In Anbetracht der Tatsache, dass lebenswichtige zivile Infrastrukturen angegriffen werden, stehen damit mehrere israelische Ziele auf der Liste der potenziellen jemenitischen Zielbanken. Dazu gehören die Treibstofftanks in Haifa, die auf den Videoaufnahmen einer Hisbollah-Drohne vor einigen Wochen deutlich zu sehen sind, sowie die Treibstofftanks in Aschkelon und die an diese Tanks angrenzenden Kraftwerke.

Was die Israelis jedoch am meisten beunruhigt, ist die Tatsache, dass der Jemen möglicherweise lebenswichtige Gasplattformen im Mittelmeer ins Visier nimmt, stationäre Ziele, die sehr anfällig für erhebliche Zündungen und Explosionen sind. Obwohl derzeit nur drei israelische Gasfelder – Karish, Tamar und Leviathan – in Betrieb sind, sind diese Felder für die Energieunabhängigkeit Israels unverzichtbar geworden.

Unterschätzung der Entschlossenheit Sanaas

Der schädliche israelische Angriff auf den Hafen von Hodeidah beruhte auf der Annahme Tel Avivs, dass er einen jemenitischen Gegenangriff verhindern würde. Doch die jemenitische Ansarallah-Bewegung, die jahrelang unter bestrafenden saudischen und emiratischen – und nun auch US-amerikanischen und britischen – Militärschlägen gelitten hat, hat keinerlei Neigung gezeigt, ihre Operationen zur Unterstützung des Gazastreifens einzustellen.

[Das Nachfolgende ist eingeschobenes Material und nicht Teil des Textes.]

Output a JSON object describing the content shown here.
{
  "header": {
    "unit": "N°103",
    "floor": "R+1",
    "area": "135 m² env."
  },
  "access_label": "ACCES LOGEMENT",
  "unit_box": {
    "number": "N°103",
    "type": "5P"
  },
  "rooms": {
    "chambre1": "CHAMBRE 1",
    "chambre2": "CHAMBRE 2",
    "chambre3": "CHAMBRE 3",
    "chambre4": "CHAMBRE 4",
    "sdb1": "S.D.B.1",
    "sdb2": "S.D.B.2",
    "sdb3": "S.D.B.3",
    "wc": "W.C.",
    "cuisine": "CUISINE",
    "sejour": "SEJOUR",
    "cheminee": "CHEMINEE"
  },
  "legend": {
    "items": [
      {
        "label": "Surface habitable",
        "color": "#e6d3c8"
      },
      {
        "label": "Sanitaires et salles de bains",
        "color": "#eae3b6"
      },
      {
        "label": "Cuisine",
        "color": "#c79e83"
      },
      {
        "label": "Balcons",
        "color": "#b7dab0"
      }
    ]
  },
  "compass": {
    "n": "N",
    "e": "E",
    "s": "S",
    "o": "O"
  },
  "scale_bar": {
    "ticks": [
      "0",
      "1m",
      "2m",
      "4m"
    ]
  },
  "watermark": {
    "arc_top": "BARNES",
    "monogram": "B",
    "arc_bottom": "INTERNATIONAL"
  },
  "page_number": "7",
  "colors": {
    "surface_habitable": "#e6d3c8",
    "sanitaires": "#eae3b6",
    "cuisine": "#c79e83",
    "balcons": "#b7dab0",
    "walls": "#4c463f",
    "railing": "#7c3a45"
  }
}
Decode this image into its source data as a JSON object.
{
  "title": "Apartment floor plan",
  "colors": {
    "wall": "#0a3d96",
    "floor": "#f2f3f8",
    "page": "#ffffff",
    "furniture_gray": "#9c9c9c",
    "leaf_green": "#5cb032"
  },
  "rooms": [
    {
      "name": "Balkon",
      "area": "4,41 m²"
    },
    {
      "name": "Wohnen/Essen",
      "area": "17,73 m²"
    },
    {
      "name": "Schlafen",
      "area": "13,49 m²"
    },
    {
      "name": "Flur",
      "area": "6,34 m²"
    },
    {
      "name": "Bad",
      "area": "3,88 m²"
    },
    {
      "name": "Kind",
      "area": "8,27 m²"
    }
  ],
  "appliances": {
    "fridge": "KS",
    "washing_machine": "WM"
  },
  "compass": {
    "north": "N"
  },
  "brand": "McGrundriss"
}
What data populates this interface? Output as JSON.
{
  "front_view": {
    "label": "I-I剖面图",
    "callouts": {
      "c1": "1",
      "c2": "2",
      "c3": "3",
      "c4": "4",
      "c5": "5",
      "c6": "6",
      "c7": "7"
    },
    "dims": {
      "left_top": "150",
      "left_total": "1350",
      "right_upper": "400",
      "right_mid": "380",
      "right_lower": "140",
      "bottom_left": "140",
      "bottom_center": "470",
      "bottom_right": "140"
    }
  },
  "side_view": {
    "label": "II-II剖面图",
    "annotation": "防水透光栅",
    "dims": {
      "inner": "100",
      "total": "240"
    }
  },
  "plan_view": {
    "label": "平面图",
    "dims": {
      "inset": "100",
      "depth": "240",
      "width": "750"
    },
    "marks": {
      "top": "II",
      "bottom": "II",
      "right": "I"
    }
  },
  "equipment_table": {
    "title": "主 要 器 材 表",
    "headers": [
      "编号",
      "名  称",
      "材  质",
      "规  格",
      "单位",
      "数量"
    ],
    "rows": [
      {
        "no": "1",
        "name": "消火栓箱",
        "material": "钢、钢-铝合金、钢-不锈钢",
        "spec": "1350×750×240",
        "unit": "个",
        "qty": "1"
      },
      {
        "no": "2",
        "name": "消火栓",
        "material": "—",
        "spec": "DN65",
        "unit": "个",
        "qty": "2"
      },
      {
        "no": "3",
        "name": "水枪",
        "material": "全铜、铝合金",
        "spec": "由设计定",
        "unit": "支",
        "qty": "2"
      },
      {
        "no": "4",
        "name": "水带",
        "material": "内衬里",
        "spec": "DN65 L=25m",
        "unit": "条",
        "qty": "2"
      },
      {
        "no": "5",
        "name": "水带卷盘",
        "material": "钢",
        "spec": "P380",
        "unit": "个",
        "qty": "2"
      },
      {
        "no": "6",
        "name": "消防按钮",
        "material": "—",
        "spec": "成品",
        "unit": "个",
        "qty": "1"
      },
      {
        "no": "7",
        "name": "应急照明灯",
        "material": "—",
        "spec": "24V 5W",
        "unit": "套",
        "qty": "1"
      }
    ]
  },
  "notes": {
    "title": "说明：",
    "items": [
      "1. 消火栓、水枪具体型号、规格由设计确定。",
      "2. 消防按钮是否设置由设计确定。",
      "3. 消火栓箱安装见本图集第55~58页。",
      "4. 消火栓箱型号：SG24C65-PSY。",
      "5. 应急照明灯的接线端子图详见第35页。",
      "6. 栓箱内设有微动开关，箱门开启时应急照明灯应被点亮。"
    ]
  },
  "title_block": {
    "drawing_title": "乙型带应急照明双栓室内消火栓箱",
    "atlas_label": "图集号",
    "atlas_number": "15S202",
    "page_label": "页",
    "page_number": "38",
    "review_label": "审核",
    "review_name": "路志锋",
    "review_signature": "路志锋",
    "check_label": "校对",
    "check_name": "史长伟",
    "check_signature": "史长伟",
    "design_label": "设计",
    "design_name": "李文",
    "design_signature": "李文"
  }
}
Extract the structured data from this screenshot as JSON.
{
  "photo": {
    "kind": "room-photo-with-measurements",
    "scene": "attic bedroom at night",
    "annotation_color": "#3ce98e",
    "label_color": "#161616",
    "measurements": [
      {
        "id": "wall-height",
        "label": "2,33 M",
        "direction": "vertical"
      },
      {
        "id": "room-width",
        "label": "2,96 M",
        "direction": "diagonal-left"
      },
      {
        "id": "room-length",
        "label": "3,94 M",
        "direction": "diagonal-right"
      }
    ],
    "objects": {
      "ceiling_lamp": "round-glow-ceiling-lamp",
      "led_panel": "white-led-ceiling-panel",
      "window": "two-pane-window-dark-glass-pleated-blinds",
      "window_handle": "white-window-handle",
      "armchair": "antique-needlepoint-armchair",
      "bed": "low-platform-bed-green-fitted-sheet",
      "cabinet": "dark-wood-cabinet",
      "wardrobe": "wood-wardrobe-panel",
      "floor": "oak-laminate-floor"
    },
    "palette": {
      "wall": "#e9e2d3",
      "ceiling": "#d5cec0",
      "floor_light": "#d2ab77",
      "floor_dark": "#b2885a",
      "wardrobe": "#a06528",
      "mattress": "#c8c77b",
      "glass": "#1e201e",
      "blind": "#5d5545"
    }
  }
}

Auch wenn sich die Israelis durch den Angriff auf Hodeidah – der Hafen ist übrigens bereits wieder in Betrieb – zu einer schnellen militärischen Lösung verpflichtet fühlten, geht dies auf Kosten einer logischen Abwägung von Verlusten und Gewinnen. Tel Aviv, das bereits eine strategische Niederlage im Gazastreifen erlitten hat und nicht in der Lage ist, seine Drohungen gegen den Libanon wahrzumachen, hat mit dem Jemen, der furchtlosesten Komponente der westasiatischen Achse des Widerstands, eine neue Front eröffnet.

Die Israelis befinden sich in einer Zwickmühle: Sie versuchen verzweifelt, sich an die alte Erzählung von der regionalen militärischen Überlegenheit zu klammern, um den Glauben der Bevölkerung an das zionistische Projekt aufrechtzuerhalten, sind aber nicht in der Lage, irgendwo Siege zu erringen.

Angesichts der oft bekundeten Entschlossenheit des Jemen, vor keiner Eskalation zurückzuschrecken, ist zu erwarten, dass das Ergebnis des Angriffs in Hodeidah zu einer verstärkten Vergeltungsaktion gegen den Besatzungsstaat führen wird. Israel verfügt jedoch aufgrund der geografischen Entfernung nur über eine eingeschränkte Operationsfreiheit, die einen Krieg gegen den Jemen unmöglich macht, da der erforderliche Luftraum und der ununterbrochene Zugang zum Auftanken nicht gewährleistet sind.

Härtere Angriffe auf kritische israelische Zentren würden Israel wahrscheinlich zu größeren Fehltritten und strategischen Irrtümern verleiten, vor allem in einer Zeit, in der eine Eskalation und die weitere Schwächung seiner Abschreckung kontraproduktiv für seine Interessen sind.

Mit den direkten Angriffen auf die Jemeniten hat Israel die Entschlossenheit und die Fähigkeiten eines gewaltigen Gegners unterschätzt und sich in dieser Runde des Konflikts möglicherweise die denkbar schlechtesten Gegner ausgesucht.